ClassComet: Exploring and Designing AI-generated Danmaku in Educational Videos to Enhance Online Learning
Zipeng Ji, Pengcheng An, Jian Zhao
TL;DR
This work tackles the challenge of scarce and variable-quality danmaku in educational videos by leveraging large multimodal models (LMMs) to automatically generate high-quality, classroom-relevant danmaku. It identifies desirable content- and emotion-related danmaku through a formative study and delivers ClassComet, a platform that uses clip- and text-level video understanding, virtual personas, and a structured prompt template to produce diverse danmaku. In a controlled study, AI-generated danmaku—especially when combining content- and emotion-related types—improved engagement and learning outcomes, with quality metrics approaching those of human-created danmaku on several dimensions. The results demonstrate the feasibility and value of AI-generated danmaku for scalable, consistent, and effective educational video experiences, while outlining limitations and future avenues such as real-time generation, personalized personas, and longitudinal effects.
Abstract
Danmaku, users' live comments synchronized with, and overlaying on videos, has recently shown potential in promoting online video-based learning. However, user-generated danmaku can be scarce-especially in newer or less viewed videos and its quality is unpredictable, limiting its educational impact. This paper explores how large multimodal models (LMM) can be leveraged to automatically generate effective, high-quality danmaku. We first conducted a formative study to identify the desirable characteristics of content- and emotion-related danmaku in educational videos.

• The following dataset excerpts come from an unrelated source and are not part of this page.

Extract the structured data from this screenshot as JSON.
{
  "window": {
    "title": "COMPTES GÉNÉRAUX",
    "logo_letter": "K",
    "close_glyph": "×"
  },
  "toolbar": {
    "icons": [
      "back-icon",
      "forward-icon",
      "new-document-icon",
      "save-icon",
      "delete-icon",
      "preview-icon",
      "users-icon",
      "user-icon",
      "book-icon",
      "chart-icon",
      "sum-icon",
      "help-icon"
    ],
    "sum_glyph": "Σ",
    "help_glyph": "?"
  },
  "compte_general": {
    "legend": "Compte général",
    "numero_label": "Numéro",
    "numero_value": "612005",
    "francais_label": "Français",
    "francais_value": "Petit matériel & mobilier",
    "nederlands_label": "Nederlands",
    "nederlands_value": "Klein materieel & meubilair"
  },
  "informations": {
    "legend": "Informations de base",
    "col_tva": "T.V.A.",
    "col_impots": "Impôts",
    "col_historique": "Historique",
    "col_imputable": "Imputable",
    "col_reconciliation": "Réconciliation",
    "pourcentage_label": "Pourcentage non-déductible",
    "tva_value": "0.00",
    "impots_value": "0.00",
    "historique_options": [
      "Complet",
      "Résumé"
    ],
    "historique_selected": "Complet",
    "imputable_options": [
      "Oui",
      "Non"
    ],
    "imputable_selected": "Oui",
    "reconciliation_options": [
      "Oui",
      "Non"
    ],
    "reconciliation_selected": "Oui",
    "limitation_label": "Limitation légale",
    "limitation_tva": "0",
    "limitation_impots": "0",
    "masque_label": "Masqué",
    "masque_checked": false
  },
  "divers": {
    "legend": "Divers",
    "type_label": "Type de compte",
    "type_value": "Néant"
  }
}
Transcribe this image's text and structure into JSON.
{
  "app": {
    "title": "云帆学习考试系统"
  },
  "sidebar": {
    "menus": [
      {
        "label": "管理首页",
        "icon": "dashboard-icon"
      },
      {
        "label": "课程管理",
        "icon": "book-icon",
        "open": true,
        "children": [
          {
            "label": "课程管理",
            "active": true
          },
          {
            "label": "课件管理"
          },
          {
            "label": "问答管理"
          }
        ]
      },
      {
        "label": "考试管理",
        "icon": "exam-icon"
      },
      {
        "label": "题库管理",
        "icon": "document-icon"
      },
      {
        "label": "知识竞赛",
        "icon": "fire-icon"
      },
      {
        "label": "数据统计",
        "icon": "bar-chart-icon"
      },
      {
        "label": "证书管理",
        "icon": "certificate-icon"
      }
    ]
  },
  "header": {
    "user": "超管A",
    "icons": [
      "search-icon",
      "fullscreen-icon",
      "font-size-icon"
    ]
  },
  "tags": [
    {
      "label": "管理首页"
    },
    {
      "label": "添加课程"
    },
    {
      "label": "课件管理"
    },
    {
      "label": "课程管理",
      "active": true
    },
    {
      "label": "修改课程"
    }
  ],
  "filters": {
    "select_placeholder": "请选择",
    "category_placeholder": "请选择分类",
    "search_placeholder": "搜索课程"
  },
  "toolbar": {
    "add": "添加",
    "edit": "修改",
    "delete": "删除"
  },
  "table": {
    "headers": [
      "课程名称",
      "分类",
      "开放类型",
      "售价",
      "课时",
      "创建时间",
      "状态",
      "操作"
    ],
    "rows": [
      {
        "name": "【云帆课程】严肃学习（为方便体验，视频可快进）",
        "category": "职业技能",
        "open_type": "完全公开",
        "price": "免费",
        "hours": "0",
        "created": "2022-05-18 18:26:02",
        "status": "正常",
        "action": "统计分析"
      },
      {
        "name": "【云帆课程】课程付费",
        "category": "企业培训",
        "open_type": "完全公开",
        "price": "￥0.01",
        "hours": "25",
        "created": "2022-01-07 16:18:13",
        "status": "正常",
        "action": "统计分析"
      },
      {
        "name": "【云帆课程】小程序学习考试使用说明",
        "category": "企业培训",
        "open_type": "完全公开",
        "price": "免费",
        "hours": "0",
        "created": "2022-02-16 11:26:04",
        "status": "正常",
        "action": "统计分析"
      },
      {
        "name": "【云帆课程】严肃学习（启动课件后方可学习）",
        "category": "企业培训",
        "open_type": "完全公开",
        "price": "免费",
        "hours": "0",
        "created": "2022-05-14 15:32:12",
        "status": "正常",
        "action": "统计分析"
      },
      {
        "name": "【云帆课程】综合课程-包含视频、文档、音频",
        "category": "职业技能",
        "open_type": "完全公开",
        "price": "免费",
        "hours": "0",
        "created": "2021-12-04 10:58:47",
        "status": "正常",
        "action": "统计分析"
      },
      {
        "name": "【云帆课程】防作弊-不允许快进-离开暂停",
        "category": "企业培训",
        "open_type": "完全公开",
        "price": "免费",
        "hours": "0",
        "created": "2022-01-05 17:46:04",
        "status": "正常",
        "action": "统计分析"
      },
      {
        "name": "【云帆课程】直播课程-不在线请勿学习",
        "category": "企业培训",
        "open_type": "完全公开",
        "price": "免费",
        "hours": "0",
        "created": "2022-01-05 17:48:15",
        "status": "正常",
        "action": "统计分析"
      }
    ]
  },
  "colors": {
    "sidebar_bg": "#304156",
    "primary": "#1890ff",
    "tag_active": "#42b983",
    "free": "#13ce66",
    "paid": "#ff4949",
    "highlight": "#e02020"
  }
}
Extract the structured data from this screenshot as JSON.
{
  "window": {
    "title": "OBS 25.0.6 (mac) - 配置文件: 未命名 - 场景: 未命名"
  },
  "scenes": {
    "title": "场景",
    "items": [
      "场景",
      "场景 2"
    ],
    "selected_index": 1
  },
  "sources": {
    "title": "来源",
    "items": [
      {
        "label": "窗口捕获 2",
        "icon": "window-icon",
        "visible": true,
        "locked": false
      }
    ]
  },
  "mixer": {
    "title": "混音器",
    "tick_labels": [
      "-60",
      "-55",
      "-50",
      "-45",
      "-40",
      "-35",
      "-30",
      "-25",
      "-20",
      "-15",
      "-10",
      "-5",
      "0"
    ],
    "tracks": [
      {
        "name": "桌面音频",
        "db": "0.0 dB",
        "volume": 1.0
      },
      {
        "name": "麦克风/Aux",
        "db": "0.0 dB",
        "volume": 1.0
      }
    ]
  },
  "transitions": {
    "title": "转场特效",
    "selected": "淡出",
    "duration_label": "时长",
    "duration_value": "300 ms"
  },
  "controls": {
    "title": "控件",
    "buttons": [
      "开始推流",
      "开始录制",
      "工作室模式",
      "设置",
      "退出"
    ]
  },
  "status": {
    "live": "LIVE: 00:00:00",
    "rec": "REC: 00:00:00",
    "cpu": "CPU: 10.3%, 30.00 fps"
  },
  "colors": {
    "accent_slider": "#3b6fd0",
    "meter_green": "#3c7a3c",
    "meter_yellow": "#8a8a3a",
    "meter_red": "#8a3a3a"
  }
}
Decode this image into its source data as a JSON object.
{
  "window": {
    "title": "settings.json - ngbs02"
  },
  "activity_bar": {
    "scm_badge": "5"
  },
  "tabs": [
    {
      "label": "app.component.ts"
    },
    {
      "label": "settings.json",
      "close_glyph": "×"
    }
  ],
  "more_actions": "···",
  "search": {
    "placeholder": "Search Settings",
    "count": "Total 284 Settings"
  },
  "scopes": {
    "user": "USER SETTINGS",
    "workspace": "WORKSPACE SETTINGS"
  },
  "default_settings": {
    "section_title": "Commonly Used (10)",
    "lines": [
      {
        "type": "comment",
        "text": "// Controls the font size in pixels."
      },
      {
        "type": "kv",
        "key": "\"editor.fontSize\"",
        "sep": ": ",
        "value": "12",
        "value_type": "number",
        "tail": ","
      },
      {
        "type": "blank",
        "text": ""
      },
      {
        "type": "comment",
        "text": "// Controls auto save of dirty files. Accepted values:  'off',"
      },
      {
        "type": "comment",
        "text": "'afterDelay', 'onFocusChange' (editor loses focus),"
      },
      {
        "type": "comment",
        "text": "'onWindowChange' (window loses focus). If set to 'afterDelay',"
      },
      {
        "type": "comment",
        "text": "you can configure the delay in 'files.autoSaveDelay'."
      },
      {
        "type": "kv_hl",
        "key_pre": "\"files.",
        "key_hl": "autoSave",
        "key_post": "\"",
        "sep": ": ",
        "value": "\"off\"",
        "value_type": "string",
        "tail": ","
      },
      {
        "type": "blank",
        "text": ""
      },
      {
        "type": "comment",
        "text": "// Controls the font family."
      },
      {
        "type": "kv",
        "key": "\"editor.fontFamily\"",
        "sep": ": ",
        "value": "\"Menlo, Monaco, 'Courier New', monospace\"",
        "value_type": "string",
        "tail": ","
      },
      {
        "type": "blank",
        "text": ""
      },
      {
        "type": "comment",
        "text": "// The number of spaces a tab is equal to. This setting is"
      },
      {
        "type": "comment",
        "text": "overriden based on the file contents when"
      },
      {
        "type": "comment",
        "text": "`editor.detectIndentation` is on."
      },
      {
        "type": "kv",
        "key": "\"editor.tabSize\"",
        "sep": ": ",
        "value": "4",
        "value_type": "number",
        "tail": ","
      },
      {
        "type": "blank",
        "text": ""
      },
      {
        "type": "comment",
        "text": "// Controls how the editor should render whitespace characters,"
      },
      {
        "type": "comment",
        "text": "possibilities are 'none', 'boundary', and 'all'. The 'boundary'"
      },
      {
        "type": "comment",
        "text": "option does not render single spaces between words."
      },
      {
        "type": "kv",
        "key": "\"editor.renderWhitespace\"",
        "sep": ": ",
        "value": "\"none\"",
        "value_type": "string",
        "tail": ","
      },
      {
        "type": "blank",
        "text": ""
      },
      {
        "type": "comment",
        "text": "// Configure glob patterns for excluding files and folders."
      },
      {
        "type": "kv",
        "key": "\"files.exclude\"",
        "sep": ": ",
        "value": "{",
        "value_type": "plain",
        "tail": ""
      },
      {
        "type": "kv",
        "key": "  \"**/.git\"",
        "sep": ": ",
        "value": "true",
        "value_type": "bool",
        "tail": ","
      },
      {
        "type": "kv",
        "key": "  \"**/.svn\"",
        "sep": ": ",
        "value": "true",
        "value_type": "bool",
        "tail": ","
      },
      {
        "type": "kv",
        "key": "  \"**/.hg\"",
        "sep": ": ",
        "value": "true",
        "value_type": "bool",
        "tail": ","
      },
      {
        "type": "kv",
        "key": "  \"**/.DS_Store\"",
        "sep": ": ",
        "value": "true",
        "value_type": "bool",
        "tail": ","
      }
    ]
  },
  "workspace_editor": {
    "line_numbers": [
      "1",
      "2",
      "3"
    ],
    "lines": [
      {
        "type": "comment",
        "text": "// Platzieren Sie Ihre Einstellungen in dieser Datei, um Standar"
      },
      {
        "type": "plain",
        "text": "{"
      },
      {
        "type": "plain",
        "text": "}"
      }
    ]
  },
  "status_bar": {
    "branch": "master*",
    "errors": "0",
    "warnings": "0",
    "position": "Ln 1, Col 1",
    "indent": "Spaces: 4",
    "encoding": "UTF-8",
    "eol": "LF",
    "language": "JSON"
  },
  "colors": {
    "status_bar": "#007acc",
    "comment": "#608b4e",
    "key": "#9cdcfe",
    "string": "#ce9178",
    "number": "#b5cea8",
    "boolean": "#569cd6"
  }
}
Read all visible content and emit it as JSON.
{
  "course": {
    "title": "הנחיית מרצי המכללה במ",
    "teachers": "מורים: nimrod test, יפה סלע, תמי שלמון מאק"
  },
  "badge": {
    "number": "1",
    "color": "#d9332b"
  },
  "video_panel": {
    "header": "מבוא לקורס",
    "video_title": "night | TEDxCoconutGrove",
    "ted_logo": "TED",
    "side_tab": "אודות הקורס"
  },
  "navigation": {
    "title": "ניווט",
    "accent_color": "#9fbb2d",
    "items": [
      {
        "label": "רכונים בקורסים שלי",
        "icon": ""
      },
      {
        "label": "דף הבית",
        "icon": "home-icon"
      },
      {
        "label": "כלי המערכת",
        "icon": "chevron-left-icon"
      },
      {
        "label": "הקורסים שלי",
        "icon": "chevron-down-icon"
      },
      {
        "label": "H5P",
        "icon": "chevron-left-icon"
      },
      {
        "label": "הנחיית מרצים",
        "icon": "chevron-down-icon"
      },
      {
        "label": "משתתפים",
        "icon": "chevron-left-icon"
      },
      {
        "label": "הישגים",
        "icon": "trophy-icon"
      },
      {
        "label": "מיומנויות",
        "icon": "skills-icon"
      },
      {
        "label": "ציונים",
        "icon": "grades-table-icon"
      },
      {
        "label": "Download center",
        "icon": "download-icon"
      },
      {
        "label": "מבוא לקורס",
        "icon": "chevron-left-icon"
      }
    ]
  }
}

Based on the obtained insights, we developed ClassComet, an educational video platform with novel LMM-driven techniques for generating relevant types of danmaku to enhance video-based learning. Through user studies, we examined the quality of generated danmaku and their influence on learning experiences. The results indicate that our generated danmaku is comparable to human-created ones, and videos with both content- and emotion-related danmaku showed significant improvement in viewers' engagement and learning outcome.